Brown Bag Lunch: The Lattimore Circle: The Saga of an African American Family's Fight for Racial and Social Justice
For African Americans issues of social justice and family have always been deeply intertwined. Librarians Lorie Wies and Julie O’Connor will present the narrative of the Lattimore family - a local African American family whose lives and activities influenced American history from the Revolutionary War through the early 20th Century.
The Lattimore’s were significant figures in the Abolitionist movement in early Albany. In 1847, they moved to Saratoga County where their activism continued.

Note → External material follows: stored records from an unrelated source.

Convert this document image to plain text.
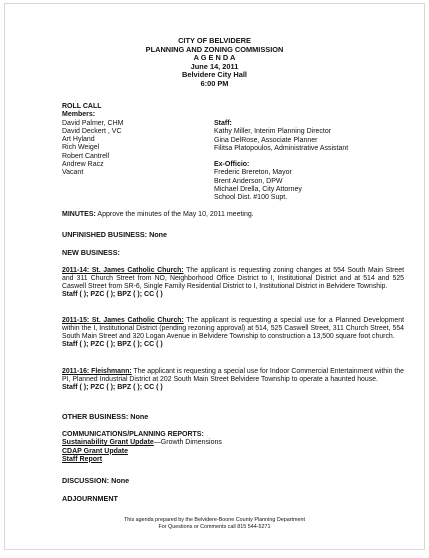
CITY OF BELVIDERE
PLANNING AND ZONING COMMISSION
A G E N D A
June 14, 2011
Belvidere City Hall
6:00 PM
ROLL CALL
Members:
David Palmer, CHM
David Deckert , VC
Art Hyland
Rich Weigel
Robert Cantrell
Andrew Racz
Vacant
Staff:
Kathy Miller, Interim Planning Director
Gina DelRose, Associate Planner
Filitsa Platopoulos, Administrative Assistant
Ex-Officio:
Frederic Brereton, Mayor
Brent Anderson, DPW
Michael Drella, City Attorney
School Dist. #100 Supt.
MINUTES: Approve the minutes of the May 10, 2011 meeting.
UNFINISHED BUSINESS: None
NEW BUSINESS:
2011-14: St. James Catholic Church: The applicant is requesting zoning changes at 554 South Main Street and 311 Church Street from NO, Neighborhood Office District to I, Institutional District and at 514 and 525 Caswell Street from SR-6, Single Family Residential District to I, Institutional District in Belvidere Township.
Staff ( ); PZC ( ); BPZ ( ); CC ( )
2011-15: St. James Catholic Church: The applicant is requesting a special use for a Planned Development within the I, Institutional District (pending rezoning approval) at 514, 525 Caswell Street, 311 Church Street, 554 South Main Street and 320 Logan Avenue in Belvidere Township to construction a 13,500 square foot church.
Staff ( ); PZC ( ); BPZ ( ); CC ( )
2011-16: Fleishmann: The applicant is requesting a special use for Indoor Commercial Entertainment within the PI, Planned Industrial District at 202 South Main Street Belvidere Township to operate a haunted house.
Staff ( ); PZC ( ); BPZ ( ); CC ( )
OTHER BUSINESS: None
COMMUNICATIONS/PLANNING REPORTS:
Sustainability Grant Update—Growth Dimensions
CDAP Grant Update
Staff Report
DISCUSSION: None
ADJOURNMENT
This agenda prepared by the Belvidere-Boone County Planning Department
For Questions or Comments call 815 544-5271
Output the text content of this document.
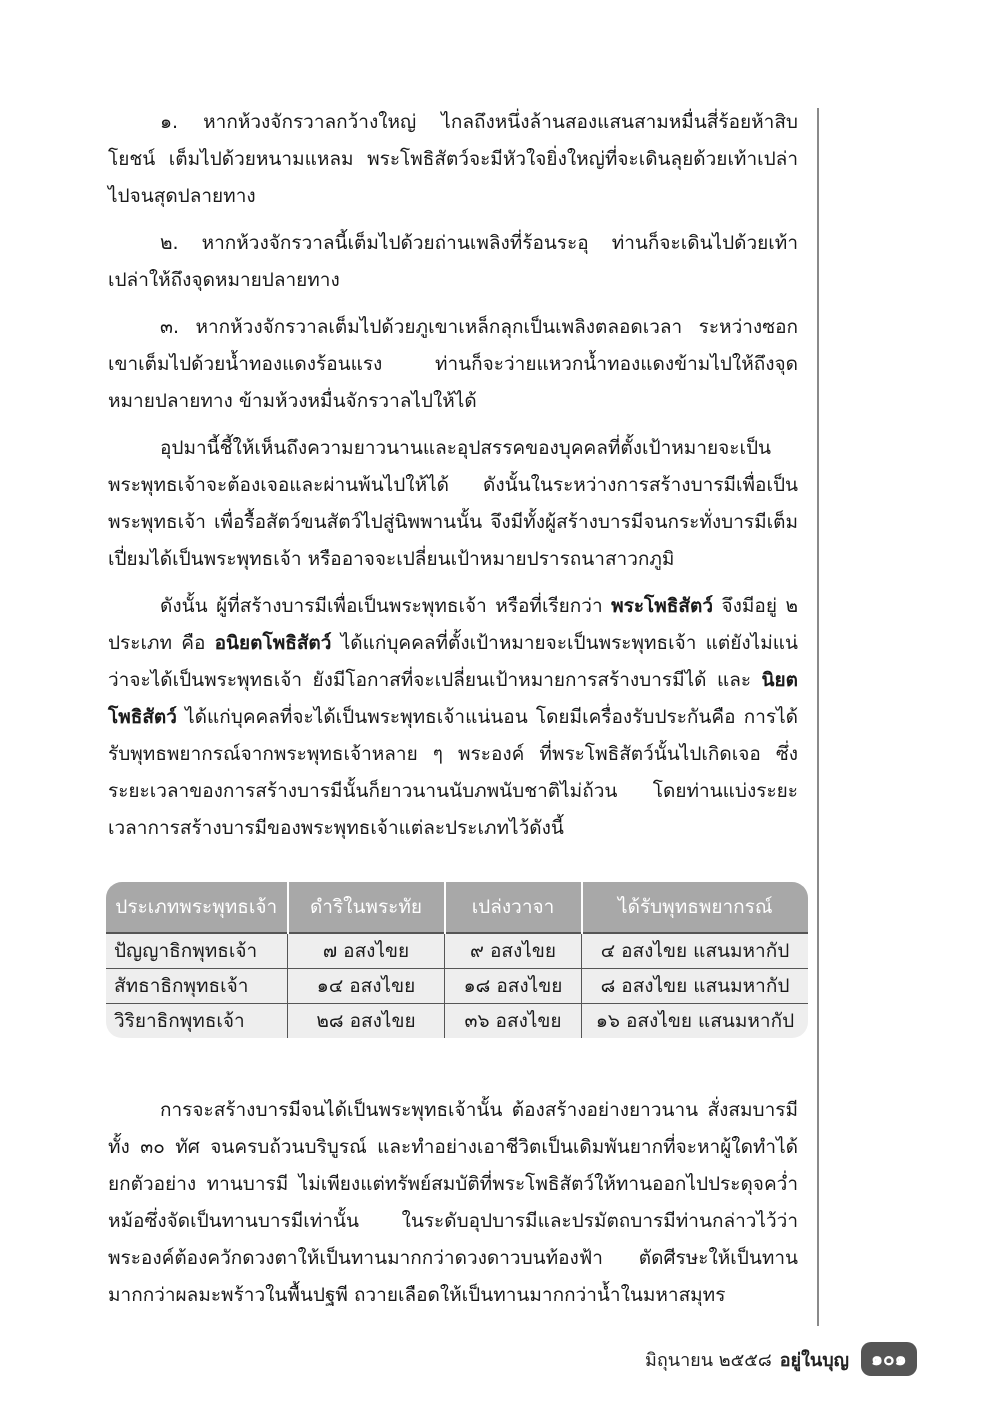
๑. หากห้วงจักรวาลกว้างใหญ่ ไกลถึงหนึ่งล้านสองแสนสามหมื่นสี่ร้อยห้าสิบโยชน์ เต็มไปด้วยหนามแหลม พระโพธิสัตว์จะมีหัวใจยิ่งใหญ่ที่จะเดินลุยด้วยเท้าเปล่าไปจนสุดปลายทาง

๒. หากห้วงจักรวาลนี้เต็มไปด้วยถ่านเพลิงที่ร้อนระอุ ท่านก็จะเดินไปด้วยเท้าเปล่าให้ถึงจุดหมายปลายทาง

๓. หากห้วงจักรวาลเต็มไปด้วยภูเขาเหล็กลุกเป็นเพลิงตลอดเวลา ระหว่างซอกเขาเต็มไปด้วยน้ำทองแดงร้อนแรง ท่านก็จะว่ายแหวกน้ำทองแดงข้ามไปให้ถึงจุดหมายปลายทาง ข้ามห้วงหมื่นจักรวาลไปให้ได้

อุปมานี้ชี้ให้เห็นถึงความยาวนานและอุปสรรคของบุคคลที่ตั้งเป้าหมายจะเป็นพระพุทธเจ้าจะต้องเจอและผ่านพ้นไปให้ได้ ดังนั้นในระหว่างการสร้างบารมีเพื่อเป็นพระพุทธเจ้า เพื่อรื้อสัตว์ขนสัตว์ไปสู่นิพพานนั้น จึงมีทั้งผู้สร้างบารมีจนกระทั่งบารมีเต็มเปี่ยมได้เป็นพระพุทธเจ้า หรืออาจจะเปลี่ยนเป้าหมายปรารถนาสาวกภูมิ

ดังนั้น ผู้ที่สร้างบารมีเพื่อเป็นพระพุทธเจ้า หรือที่เรียกว่า พระโพธิสัตว์ จึงมีอยู่ ๒ ประเภท คือ อนิยตโพธิสัตว์ ได้แก่บุคคลที่ตั้งเป้าหมายจะเป็นพระพุทธเจ้า แต่ยังไม่แน่ว่าจะได้เป็นพระพุทธเจ้า ยังมีโอกาสที่จะเปลี่ยนเป้าหมายการสร้างบารมีได้ และ นิยตโพธิสัตว์ ได้แก่บุคคลที่จะได้เป็นพระพุทธเจ้าแน่นอน โดยมีเครื่องรับประกันคือ การได้รับพุทธพยากรณ์จากพระพุทธเจ้าหลาย ๆ พระองค์ ที่พระโพธิสัตว์นั้นไปเกิดเจอ ซึ่งระยะเวลาของการสร้างบารมีนั้นก็ยาวนานนับภพนับชาติไม่ถ้วน โดยท่านแบ่งระยะเวลาการสร้างบารมีของพระพุทธเจ้าแต่ละประเภทไว้ดังนี้

ประเภทพระพุทธเจ้า	ดำริในพระทัย	เปล่งวาจา	ได้รับพุทธพยากรณ์
ปัญญาธิกพุทธเจ้า	๗ อสงไขย	๙ อสงไขย	๔ อสงไขย แสนมหากัป
สัทธาธิกพุทธเจ้า	๑๔ อสงไขย	๑๘ อสงไขย	๘ อสงไขย แสนมหากัป
วิริยาธิกพุทธเจ้า	๒๘ อสงไขย	๓๖ อสงไขย	๑๖ อสงไขย แสนมหากัป

การจะสร้างบารมีจนได้เป็นพระพุทธเจ้านั้น ต้องสร้างอย่างยาวนาน สั่งสมบารมีทั้ง ๓๐ ทัศ จนครบถ้วนบริบูรณ์ และทำอย่างเอาชีวิตเป็นเดิมพันยากที่จะหาผู้ใดทำได้ ยกตัวอย่าง ทานบารมี ไม่เพียงแต่ทรัพย์สมบัติที่พระโพธิสัตว์ให้ทานออกไปประดุจคว่ำหม้อซึ่งจัดเป็นทานบารมีเท่านั้น ในระดับอุปบารมีและปรมัตถบารมีท่านกล่าวไว้ว่า พระองค์ต้องควักดวงตาให้เป็นทานมากกว่าดวงดาวบนท้องฟ้า ตัดศีรษะให้เป็นทานมากกว่าผลมะพร้าวในพื้นปฐพี ถวายเลือดให้เป็นทานมากกว่าน้ำในมหาสมุทร

มิถุนายน ๒๕๕๘ อยู่ในบุญ	๑๐๑
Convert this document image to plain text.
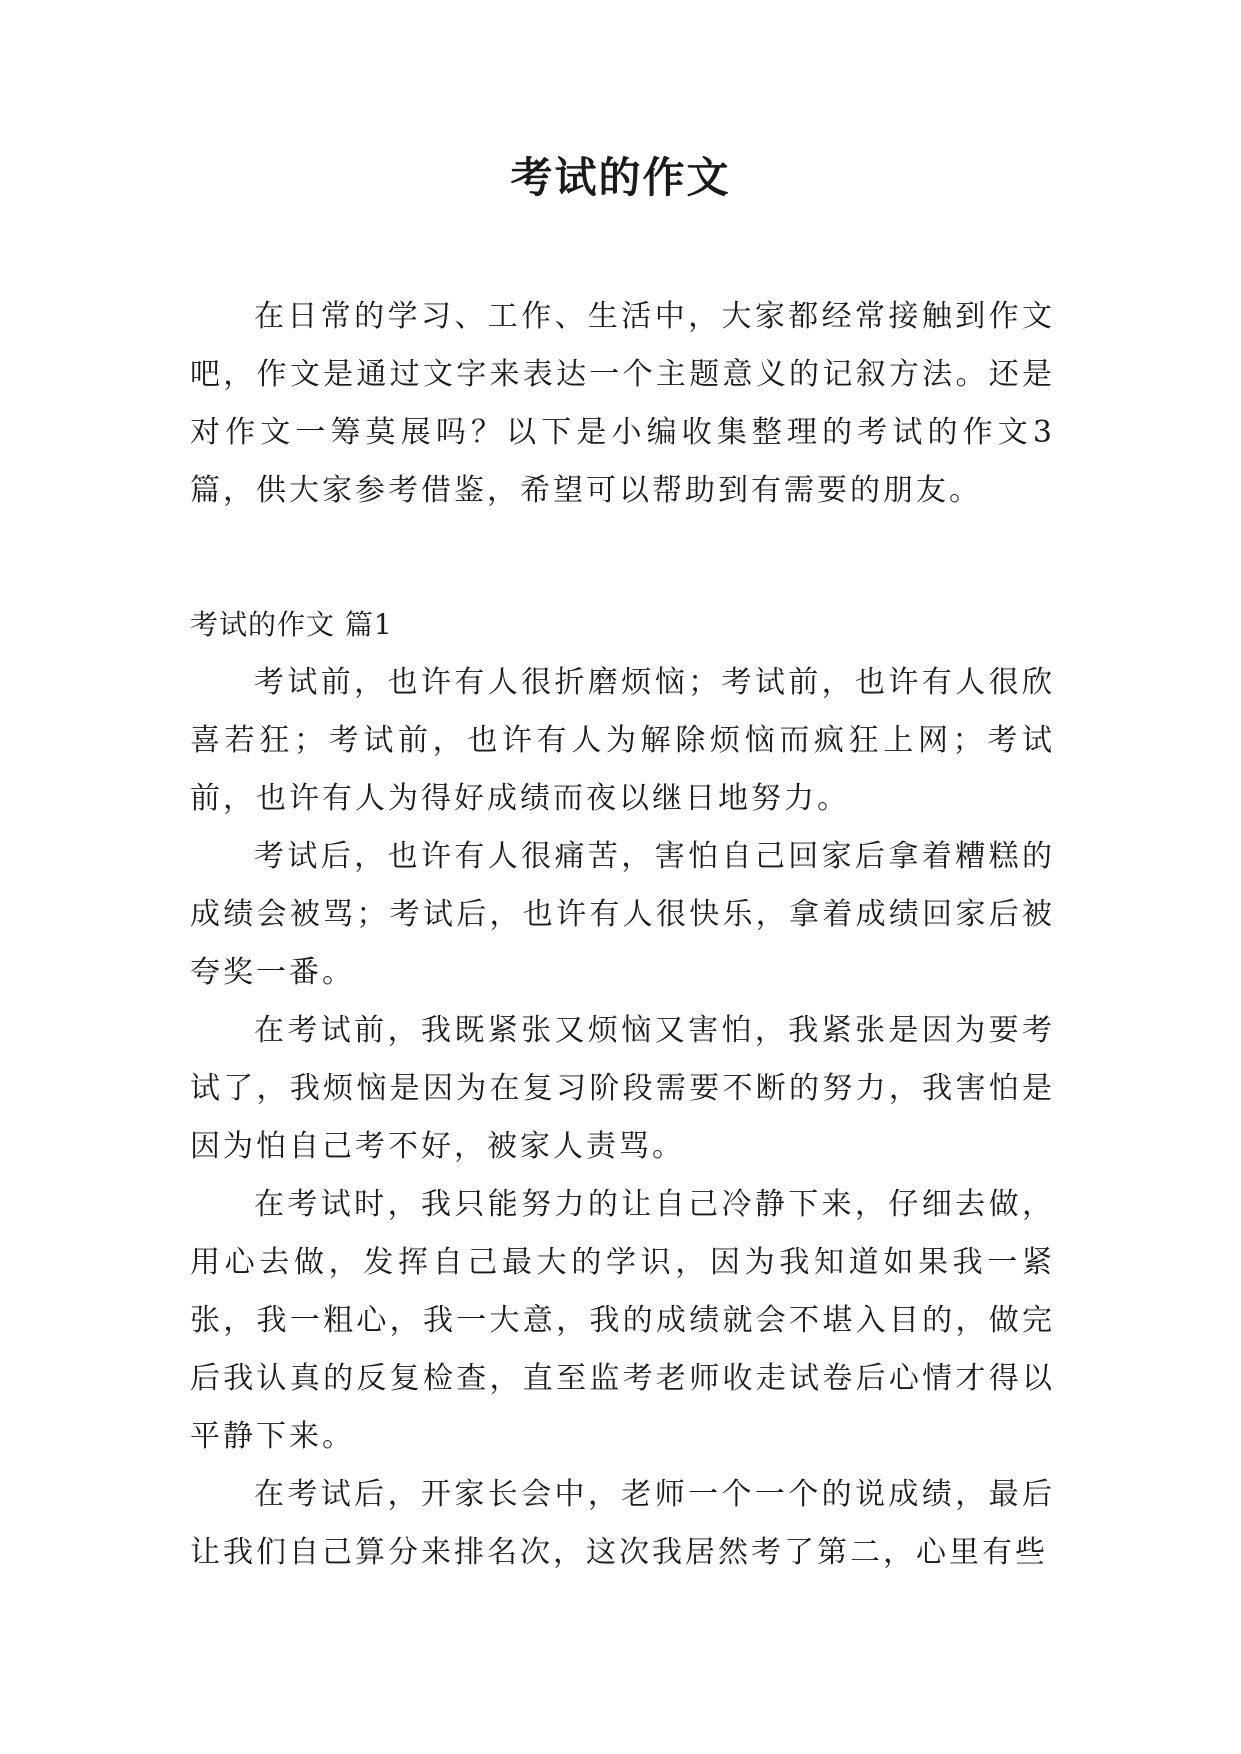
考试的作文

在日常的学习、工作、生活中，大家都经常接触到作文吧，作文是通过文字来表达一个主题意义的记叙方法。还是对作文一筹莫展吗？以下是小编收集整理的考试的作文3篇，供大家参考借鉴，希望可以帮助到有需要的朋友。

考试的作文 篇1

考试前，也许有人很折磨烦恼；考试前，也许有人很欣喜若狂；考试前，也许有人为解除烦恼而疯狂上网；考试前，也许有人为得好成绩而夜以继日地努力。

考试后，也许有人很痛苦，害怕自己回家后拿着糟糕的成绩会被骂；考试后，也许有人很快乐，拿着成绩回家后被夸奖一番。

在考试前，我既紧张又烦恼又害怕，我紧张是因为要考试了，我烦恼是因为在复习阶段需要不断的努力，我害怕是因为怕自己考不好，被家人责骂。

在考试时，我只能努力的让自己冷静下来，仔细去做，用心去做，发挥自己最大的学识，因为我知道如果我一紧张，我一粗心，我一大意，我的成绩就会不堪入目的，做完后我认真的反复检查，直至监考老师收走试卷后心情才得以平静下来。

在考试后，开家长会中，老师一个一个的说成绩，最后让我们自己算分来排名次，这次我居然考了第二，心里有些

Members of the large multi-generational family played pivotal roles in local, state and national movements for abolition, temperance, equal rights, education and social reform. Over the course of time, the Lattimore’s developed connections with many of the early Black abolitionists such the Paul brothers, William Lloyd Garrison, Frederick Douglas, Peter Baltimore and suffragists Susan B Anthony and Mary Church Terrell. Their influence extended from New York into New England, to Washington D.C., to Louisiana. Their story begins in the time of the Revolutionary War when slavery was the law of the land and continues into the turbulent fight in the 19th century for freedom, the Underground Railroad and the Civil War. Post-war successive generations are pioneers in education, equal rights, and social reform and are members of what has become known as the Black Aristocracy of the Gilded Age.